Behind all this is what "everyone knows" about computers (everyone who isn't interested in computers for their own sake, that is):
  • There are two sorts of computers: Apple Macs, and PCs.
  • Apple Macs run Apple software. PCs run Windows software.
  • Windows is bundled with PCs. On expensive PCs the bundle might include Office as well.
  • If you want extra software, you buy it at a store, take it home and stick the CD in the drive.
This is how its been for almost 20 years (25 if you count the MSDOS era). An entire generation has grown up knowing that if its a PC, it runs Windows. They know it in the same way they know the sky is blue: its always been blue.

Of course those of us who use Linux know different. But for most people, Linux is something they might have heard about once or twice, but they didn't pay any attention and couldn't tell you anything about it. Outside its current user base and their immediate circle of friends and family, Linux has zero mindshare.

This is not another lament about Joe Sixpack being too stupid to understand Linux. The problem is not that Linux is too complicated, its that Linux and Windows do things differently. Imagine someone who was raised on Linux; how would they react to Windows? Software installation would seem complicated and geeky, the single desktop would feel claustrophobic, and as for the idea of paying for software...

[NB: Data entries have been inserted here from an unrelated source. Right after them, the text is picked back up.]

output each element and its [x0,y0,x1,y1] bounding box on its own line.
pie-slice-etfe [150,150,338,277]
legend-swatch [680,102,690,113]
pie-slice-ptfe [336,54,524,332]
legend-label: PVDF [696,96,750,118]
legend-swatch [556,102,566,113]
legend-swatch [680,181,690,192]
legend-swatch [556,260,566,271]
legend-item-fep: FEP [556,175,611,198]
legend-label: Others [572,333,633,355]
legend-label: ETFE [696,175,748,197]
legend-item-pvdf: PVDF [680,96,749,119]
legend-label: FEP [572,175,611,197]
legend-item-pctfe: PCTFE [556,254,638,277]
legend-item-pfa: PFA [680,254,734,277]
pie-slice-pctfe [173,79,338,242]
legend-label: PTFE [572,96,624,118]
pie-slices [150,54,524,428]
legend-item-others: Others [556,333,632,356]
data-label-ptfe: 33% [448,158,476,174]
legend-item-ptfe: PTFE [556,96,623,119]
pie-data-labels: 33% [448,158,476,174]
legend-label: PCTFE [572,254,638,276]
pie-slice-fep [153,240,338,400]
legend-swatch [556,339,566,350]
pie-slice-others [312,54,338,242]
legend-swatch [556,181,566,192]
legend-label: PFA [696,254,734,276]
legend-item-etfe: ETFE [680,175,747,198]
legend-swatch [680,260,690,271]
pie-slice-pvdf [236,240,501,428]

So I think we need to sort out a message to broadcast to the world and then focus on it. I suggest the following:
  • Linux is an alternative to Windows and Apple. It comes in several flavours.
  • Linux isn't easier or harder than Windows, but it is different, and it takes a while to get used to those differences.
  • Linux is bundled with a huge range of downloadable free software, including office, graphics and photographic packages.